Closed mac-r closed 11 years ago
XRBL does a good job preserving the raw information in SEC filings. If you simply want to measure values that are evident in the filings--e.g. Total assets, net income over cash from operations, etc--you can ignore the classifiers.
Many metrics used in analyzing a company's financials require the financial statements to be restated. For example, calculating a firm's composition ratio (net operating assets over common shareholders' equity) requires that one classify each of a firm's assets as either operating or financing. That information is not included in SEC filings. The judgement required to perform that kind of classification is, however, fairly minimal, and can be easily performed by supervised machine learning approaches, with nonzero but low error rates. I chose to hand-label a bunch of financial statements and then use Bayes classifiers to learn how to classify similar items. There are more sophisticated approaches one could take, but this has worked well enough for my purposes.
@jimlindstrom Why can not assets be categorized at once and then be looked for in further documents? Are reports so different in their structure? I can not figure out why we need Machine Learning here in general.
Each company is free to use slightly different wording in how it labels items in its filings. So it isn't possible to enumerate all possible items (once, offline) and classify them ahead of time. We need some way to classify items on-the- fly, while evaluating a given filing.
And unfortunately, the grammar of financial statements is such that it is not possible to infer an item's purpose/meaning/interpretation based solely on structure. Within the left side of a balance sheet, for instance, assets that are financing are intermingled with those that are operating, with no regularity or pattern. The structure helps, for sure, though. E.g, after the tax item in an income statement, we can no longer find revenue items.
So a combination of text classification (using bayes) and structural analysis (using Viterbi) is used to infer the maximum likelihood parsing of a financial statement.
Cool!
This library is really nice. I am developing a new patch for Ajaila now (https://github.com/ajaila/ajaila). It's an application for Data Science in Ruby. There will be a good financial extension pretty soon. FinModeling is a perfect fit! Combining such libraries as yours one with Ajaila leads to a sound synergy effect.

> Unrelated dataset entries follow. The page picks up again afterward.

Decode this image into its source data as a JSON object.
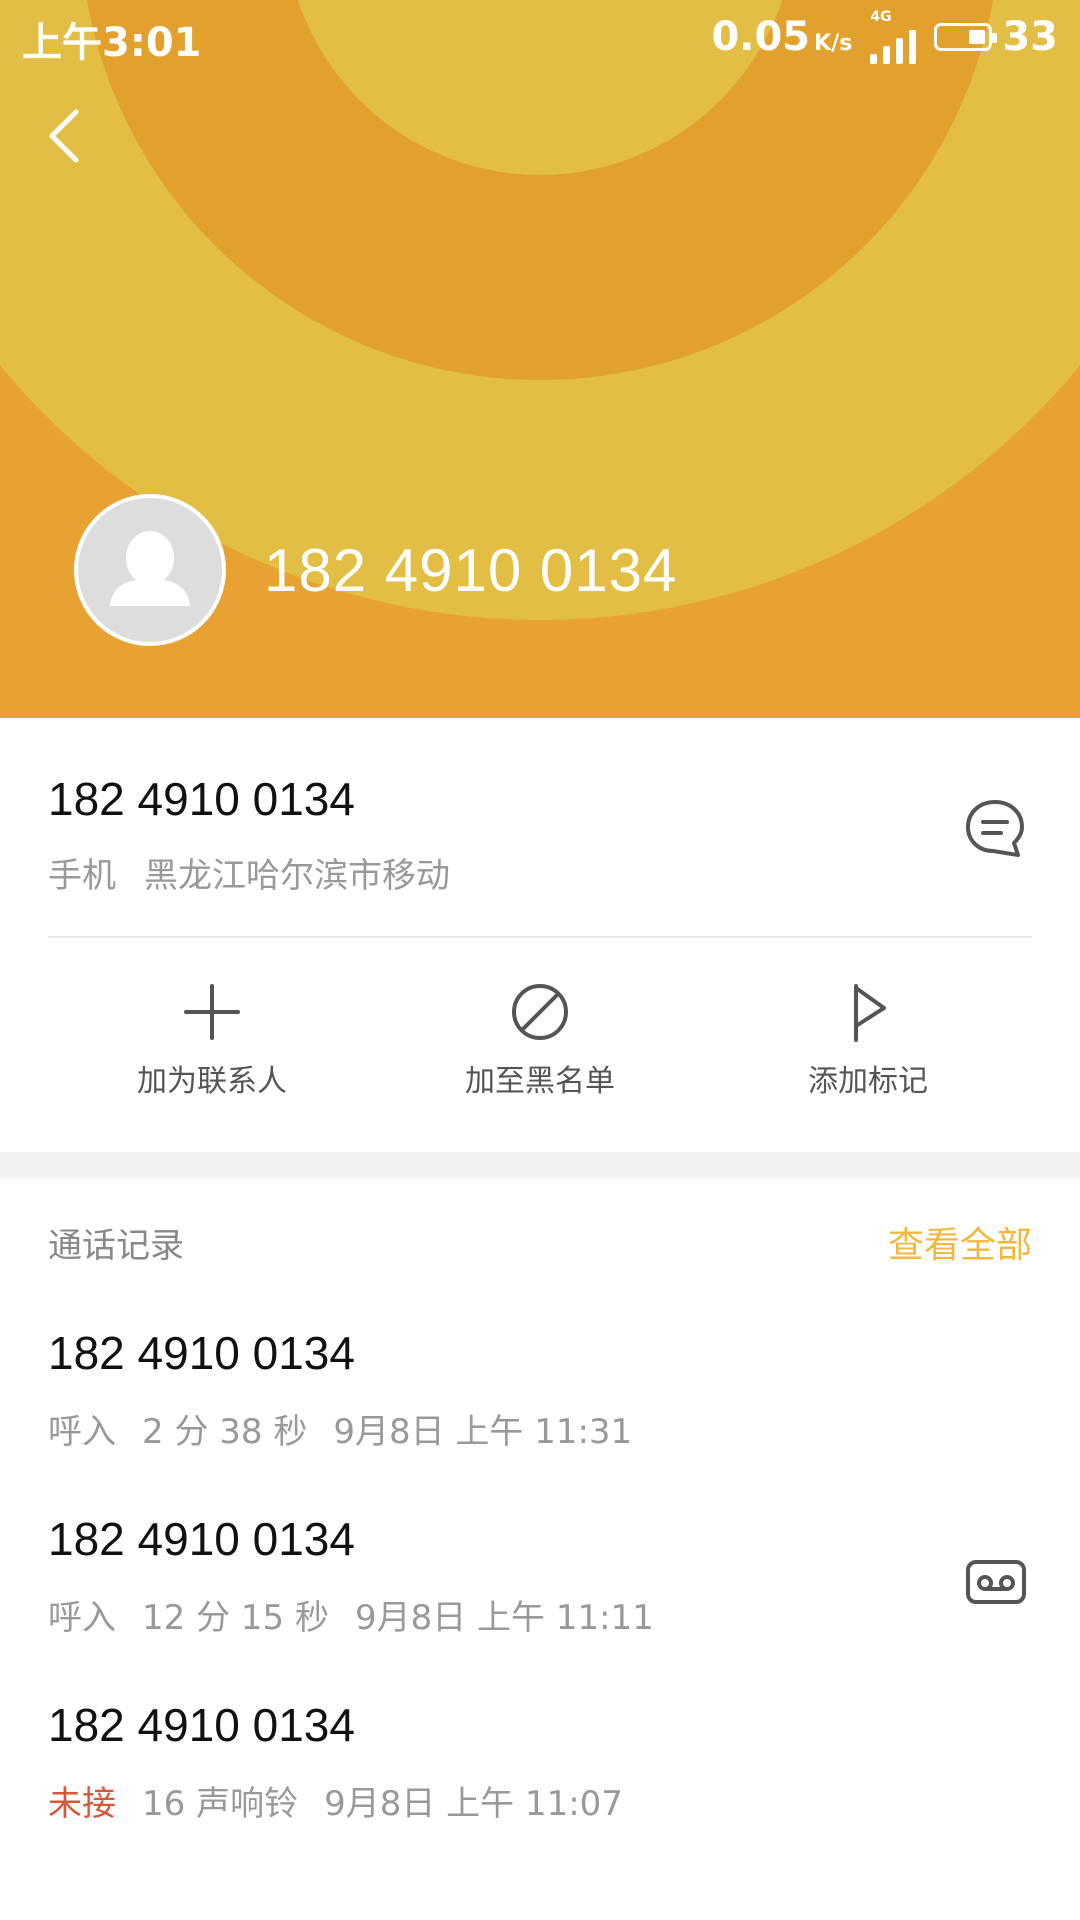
{
  "status_bar": {
    "time": "上午3:01",
    "net_speed": "0.05",
    "net_unit": "K/s",
    "network_type": "4G",
    "battery_level": "33"
  },
  "header": {
    "phone_number": "182 4910 0134",
    "icons": {
      "back": "chevron-left-icon",
      "avatar": "person-icon"
    },
    "colors": {
      "outer": "#E7A232",
      "ring_light": "#E3BE45",
      "ring_dark": "#E2A12D"
    }
  },
  "info": {
    "phone_number": "182 4910 0134",
    "type": "手机",
    "location": "黑龙江哈尔滨市移动"
  },
  "actions": [
    {
      "label": "加为联系人",
      "icon": "plus-icon"
    },
    {
      "label": "加至黑名单",
      "icon": "block-icon"
    },
    {
      "label": "添加标记",
      "icon": "flag-icon"
    }
  ],
  "call_log": {
    "title": "通话记录",
    "view_all": "查看全部",
    "accent_color": "#F1B73F",
    "entries": [
      {
        "number": "182 4910 0134",
        "status": "呼入",
        "detail": "2 分 38 秒",
        "datetime": "9月8日 上午 11:31",
        "missed": false,
        "voicemail": false
      },
      {
        "number": "182 4910 0134",
        "status": "呼入",
        "detail": "12 分 15 秒",
        "datetime": "9月8日 上午 11:11",
        "missed": false,
        "voicemail": true
      },
      {
        "number": "182 4910 0134",
        "status": "未接",
        "detail": "16 声响铃",
        "datetime": "9月8日 上午 11:07",
        "missed": true,
        "voicemail": false
      }
    ]
  }
}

Don't you know any stable solution for portfolio construction and management in Ruby? What would you like to include in Ajaila::Finance package?
Hey Max,
Thanks.
I haven't played much with portfolio construction/management. I have done a couple data science-ey investigations in the course of building this gem:
If any of those look like things that could farmed out to Ajaila, I'd be happy to talk about doing so.
jbl
FYI: I ran across this today, which looks amazing: http://pandodaily.com/2013/04/02/want-to-take-on-wall-street-quantopians-algorithmic-trading-platform-now-accepts-outside-data-sets/
The app is down, the didn't expect so much traffic. :)
Their backtesting interface rocks!
"Uses Naive Bayes Classifiers to classify financial statement items"
I can not figure out, why do we need a classifier here. Could you explain this feature in more details, please?